The biggest strength is that the authors do not rely only on public benchmarks. MedQA and HealthBench are helpful, but both are vulnerable to contamination, benchmark overfitting and artificial task structure. The RCQ benchmark is the most persuasive part of the paper because it uses real physician queries and blinded human clinical review.

However, the study has several important limitations.

First, the sample size for real clinical queries is small. One hundred queries is enough to detect a performance signal, but not enough to conclude how these tools perform across all of medicine. The paper does not prove that frontier LLMs are superior in every specialty, rare-disease scenario, drug-interaction task, guideline-driven decision or institutional workflow.

Second, the clinical tools were queried through browser interfaces, while the frontier models were accessed via API. That may reflect real-world use, but it also introduces confounding. Browser-based tools may have hidden prompts, retrieval constraints, refusal policies, citation formatting and output-length limits. Some of the measured difference may be due to interface design rather than underlying model ability.
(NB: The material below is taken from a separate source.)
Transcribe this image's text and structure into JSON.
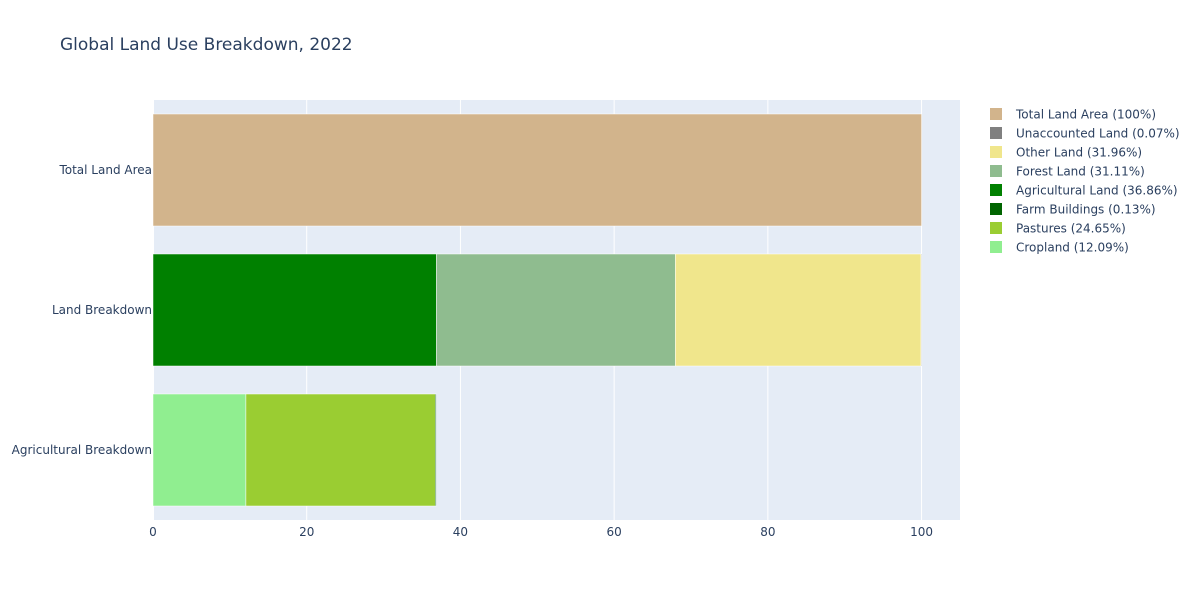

Third, HealthBench is an OpenAI-developed benchmark, and GPT-5.2 performed best on it. The authors acknowledge that benchmark–developer overlap could favour OpenAI models. Even with a multi-model judging panel, LLM-as-judge evaluation remains less trustworthy than blinded clinician assessment.

Fourth, the RCQ benchmark is not publicly available because it came from a clinical environment. That is understandable for privacy reasons, but it limits reproducibility. Other groups cannot directly test whether the same result holds across other hospitals, countries, specialties or query types.
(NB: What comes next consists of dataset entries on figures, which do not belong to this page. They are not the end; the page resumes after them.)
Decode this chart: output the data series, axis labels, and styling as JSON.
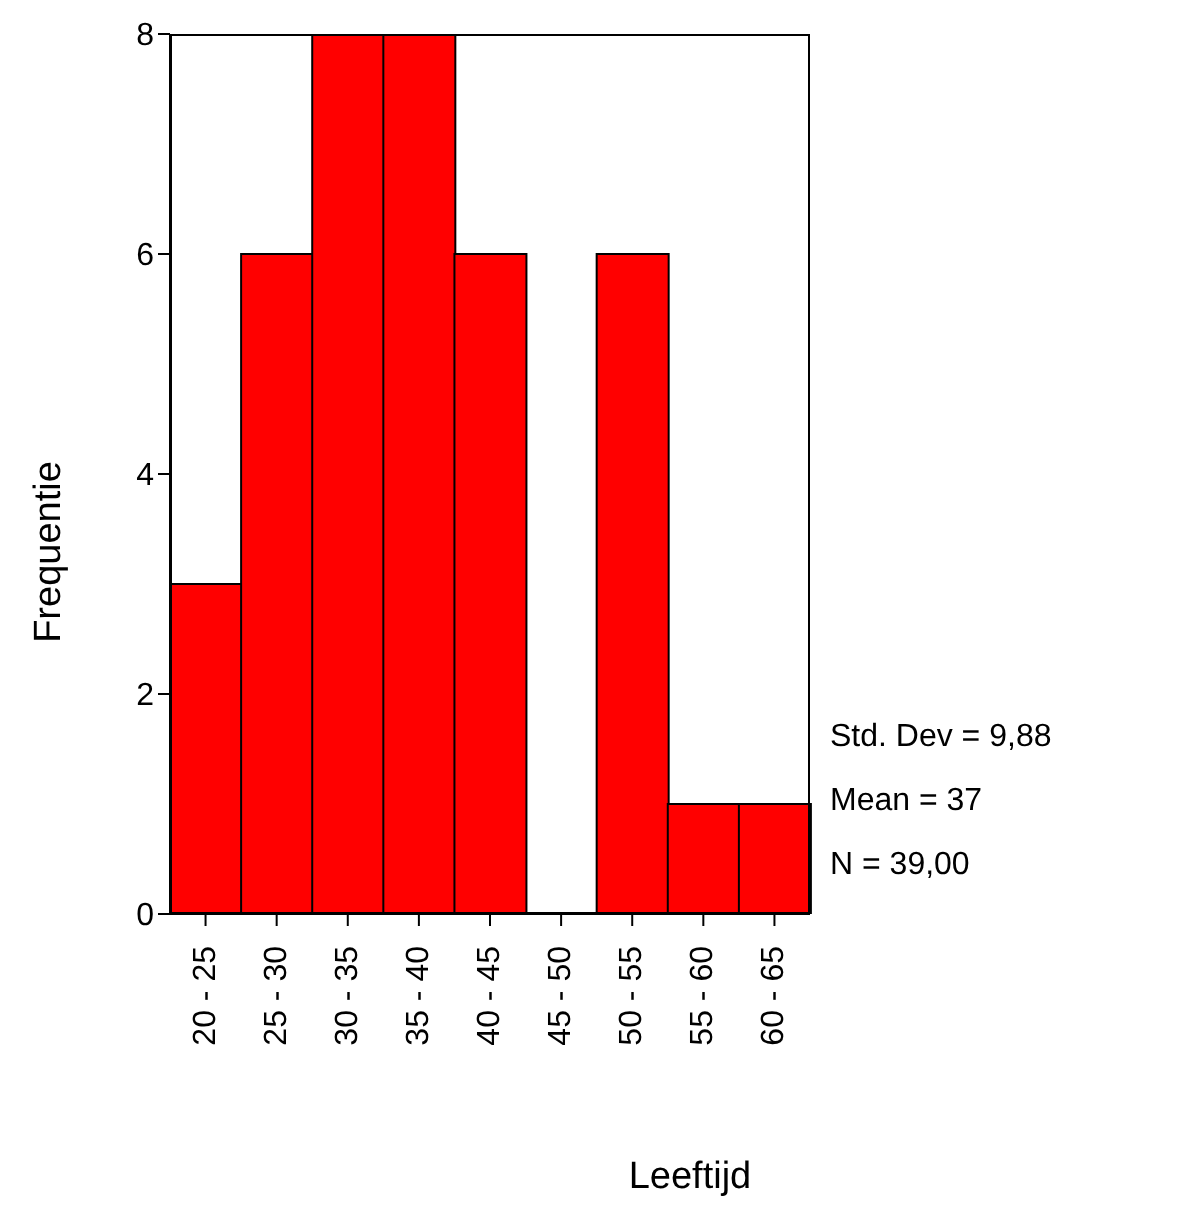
{
  "chart_data": {
    "type": "bar",
    "categories": [
      "20 - 25",
      "25 - 30",
      "30 - 35",
      "35 - 40",
      "40 - 45",
      "45 - 50",
      "50 - 55",
      "55 - 60",
      "60 - 65"
    ],
    "values": [
      3,
      6,
      8,
      8,
      6,
      0,
      6,
      1,
      1
    ],
    "color": "#ff0000",
    "ylim": [
      0,
      8
    ],
    "yticks": [
      0,
      2,
      4,
      6,
      8
    ],
    "xlabel": "Leeftijd",
    "ylabel": "Frequentie",
    "annotations": [
      "Std. Dev = 9,88",
      "Mean = 37",
      "N = 39,00"
    ]
  }
}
Fifth, the study evaluates answer quality, but not all practical deployment issues. The authors explicitly did not assess citation quality, latency or workflow integration. For clinical use, those may matter greatly. A slightly less capable model that gives traceable, guideline-linked, auditable answers could sometimes be preferable to a stronger general model with weaker provenance.

Sixth, the safety results should not be overread. Harmful responses and hallucinations were rare and did not differ significantly between models, but the study is probably underpowered for low-frequency high-impact clinical risks. A 100-query test cannot establish that any of these tools are clinically safe.

Seventh, the paper’s conclusion may be time-sensitive. These systems change rapidly. A comparison using GPT-5.2, Gemini 3.1 Pro, Claude Opus 4.6, OpenEvidence and UpToDate Expert AI in early 2026 may not hold after model upgrades, changes in retrieval systems or new clinical fine-tuning.

Bottom line

This is a strong, useful warning against assuming that “clinical AI” branding means superior clinical performance. In this study, frontier general-purpose LLMs beat specialist clinical AI tools on medical knowledge, expert-aligned benchmarks and blinded clinician ratings of real physician queries. The most important implication is procurement and governance: health systems should demand independent, real-world evaluation rather than relying on vendor claims.

The main caveat is that the study is a snapshot of a fast-moving field, based on a modest private real-query benchmark. It supports the claim that current specialist clinical AI tools are not automatically better than frontier LLMs, but it does not prove that general-purpose LLMs are always the best clinical solution.